Mrs. Browning’s delicate landscape where
sheep are cropping
The slant grass and daisies pale,
And five apple trees stand dropping
Separate shadows toward the vale....
FitzGerald’s
strip of herbage strown
That just outside divides the desert from the sown....
Christina Rossetti’s image, as telling as one of Marvell’s, of the
Green nest full of pleasant shade,
Wherein three speckled eggs were laid....

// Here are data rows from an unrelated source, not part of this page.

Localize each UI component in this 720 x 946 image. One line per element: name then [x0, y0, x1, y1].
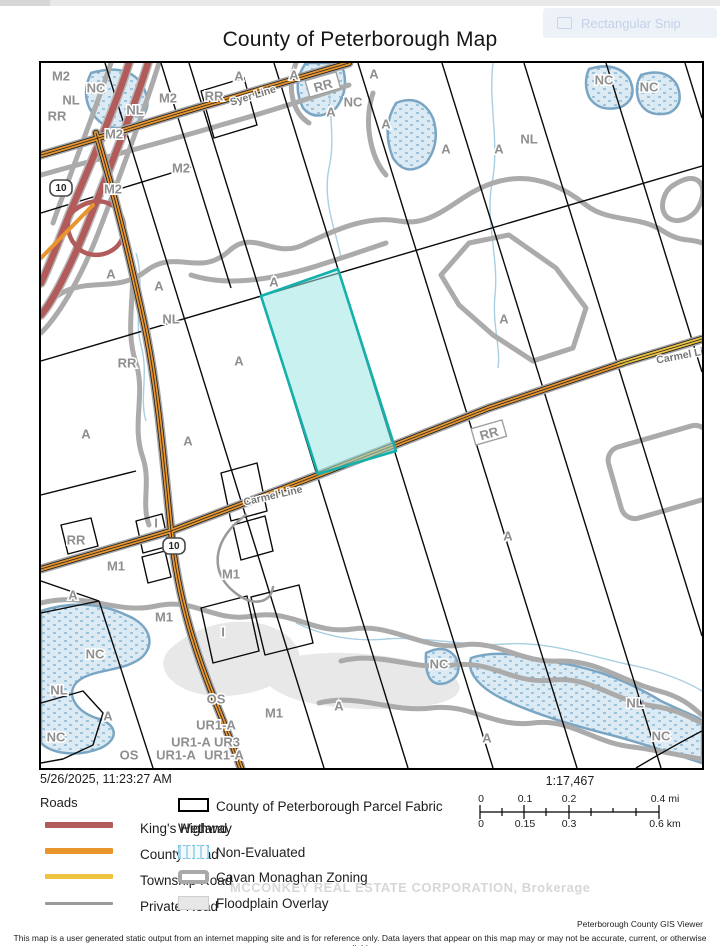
legend-swatch-private-road: [45, 902, 113, 905]
zone-label: A: [289, 68, 299, 83]
zone-label: NC: [87, 81, 106, 96]
zone-label: A: [441, 142, 451, 157]
road-name-label: Carmel Line: [242, 483, 303, 508]
zone-label: UR1-A: [196, 718, 236, 733]
map-timestamp: 5/26/2025, 11:23:27 AM: [40, 772, 172, 786]
top-strip-segment: [0, 0, 50, 6]
zone-label: NC: [430, 657, 449, 672]
zone-label: M2: [159, 91, 177, 106]
zone-label: A: [234, 69, 244, 84]
zone-label: RR: [118, 356, 137, 371]
zone-label: A: [68, 588, 78, 603]
map-svg: M2NCNLRRM2RRNLM2M2M2AAANCAANCNCAANLAANLA…: [41, 63, 702, 768]
legend-swatch-floodplain: [178, 896, 209, 910]
zone-label: I: [221, 625, 225, 640]
zone-label: NL: [126, 103, 143, 118]
zone-label: NL: [162, 312, 179, 327]
zone-label: A: [183, 434, 193, 449]
legend-label-floodplain: Floodplain Overlay: [216, 896, 329, 911]
brokerage-watermark: MCCONKEY REAL ESTATE CORPORATION, Broker…: [230, 880, 591, 895]
zone-label: OS: [120, 748, 139, 763]
zone-label: A: [106, 267, 116, 282]
zone-label: A: [81, 427, 91, 442]
zone-label: A: [369, 67, 379, 82]
zone-label: UR1-A: [156, 748, 196, 763]
zone-label: M1: [155, 610, 173, 625]
zone-label: A: [154, 279, 164, 294]
zone-label: A: [326, 105, 336, 120]
zone-label: NC: [344, 95, 363, 110]
zone-label: NC: [47, 730, 66, 745]
zone-label: UR1-A: [204, 748, 244, 763]
legend-label-parcel-fabric: County of Peterborough Parcel Fabric: [216, 799, 443, 814]
legend-swatch-parcel-fabric: [178, 798, 209, 812]
zone-label: NL: [62, 93, 79, 108]
highway-shield-number: 10: [168, 541, 180, 552]
zone-label: M2: [105, 127, 123, 142]
zone-label: NC: [640, 80, 659, 95]
legend-label-non-evaluated: Non-Evaluated: [216, 845, 305, 860]
zone-label: M2: [52, 69, 70, 84]
zone-label: A: [334, 699, 344, 714]
legend-swatch-cavan-zoning: [178, 870, 209, 884]
zone-label: NL: [50, 683, 67, 698]
legend-swatch-township-road: [45, 874, 113, 879]
zone-label: NL: [520, 132, 537, 147]
legend-roads-heading: Roads: [40, 795, 78, 810]
scale-bar: [479, 803, 661, 821]
highlighted-parcel[interactable]: [261, 269, 396, 474]
gis-viewer-credit: Peterborough County GIS Viewer: [577, 919, 703, 929]
zone-label: RR: [48, 109, 67, 124]
page-title: County of Peterborough Map: [0, 28, 720, 52]
zone-label: M2: [104, 182, 122, 197]
zone-label: A: [494, 142, 504, 157]
zone-label: A: [381, 117, 391, 132]
scale-ratio: 1:17,467: [479, 774, 661, 788]
zone-label: RR: [205, 89, 224, 104]
map-disclaimer: This map is a user generated static outp…: [0, 933, 720, 946]
zone-label: A: [234, 354, 244, 369]
zone-label: A: [269, 275, 279, 290]
highway-shield-number: 10: [55, 183, 67, 194]
zone-label: NC: [595, 73, 614, 88]
zone-label: NC: [652, 729, 671, 744]
zone-label: OS: [207, 692, 226, 707]
zone-label: A: [482, 731, 492, 746]
zone-label: RR: [67, 533, 86, 548]
screen: Rectangular Snip County of Peterborough …: [0, 0, 720, 946]
zone-label: A: [499, 312, 509, 327]
zone-label: NL: [626, 696, 643, 711]
zone-label: M1: [107, 559, 125, 574]
zone-label: I: [154, 516, 158, 531]
legend-swatch-non-evaluated: [178, 845, 209, 859]
zone-label: M1: [222, 567, 240, 582]
zone-label: M2: [172, 161, 190, 176]
zone-label: NC: [86, 647, 105, 662]
zone-label: A: [103, 709, 113, 724]
legend-swatch-county-road: [45, 848, 113, 854]
zone-label: A: [503, 529, 513, 544]
legend-swatch-kings-highway: [45, 822, 113, 828]
legend-wetland-heading: Wetland: [178, 821, 227, 836]
map-canvas[interactable]: M2NCNLRRM2RRNLM2M2M2AAANCAANCNCAANLAANLA…: [39, 61, 704, 770]
zone-label: M1: [265, 706, 283, 721]
browser-top-strip: [0, 0, 720, 6]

Browning’s “pear hung basking over a wall,” Arnold’s
Have I not pass’d thee on the wooden bridge
Wrapt in thy cloak and battling with the snow,
Thy face towards Hinksey and its wintry ridge....
Patmore’s
The buried bulb does know
The signals of the year,
And hails far summer with his lifted spear....
Morris’s
I know a little garden close
Set thick with lily and red rose....
and Rossetti’s “ground-whirl of the perished leaves of hope,” such things can be matched on almost any page of any considerable poet of the time. The age may have been not very much concerned with the interpretation of nature in Wordsworth’s prophetic sense, but the easy mastery over such images as those just given gave to the poetry of the time a common background of rich and varied natural beauty, very bright in line and colour.
Chapter VI
Conclusion
Nothing is vainer than for criticism of poetry to suppose that it can give anything of the pleasure to be found in poetry itself. In making these notes about Victorian poetry, and in reading over again the work of the masters who wrote it, I am acutely aware how dismally inadequate any commentary upon such work must be. I am aware, also, that one could confront every generalisation that one makes with some modifying example; I have, for instance, since saying what I did about the love poetry of by-gone ages, been haunted by Bishop King’s exquisitely personal and touching Exequy on his “dead saint.” But these exercises have their times, and they are at least an occasion for refreshing memories that are apt to become a little dulled even for the most loyal and industrious of us. Further, abstract theorising about art at least does the art no harm and may sometimes serve it. No one is likely to read the Morte d’Arthur or the Garden of Proserpine or the Scholar Gipsy or Pippa Passes with any more poetic delight for anything that he may find in this essay, but here and there a friendly mind may get a little pleasure of a real though less essential kind in considering for a moment, apart from the fundamental things of poetry that persist from one generation to another, what were the characteristics that distinguished an age, of which these are representative creations, from the other ages with which it has now taken an equal and immortal place.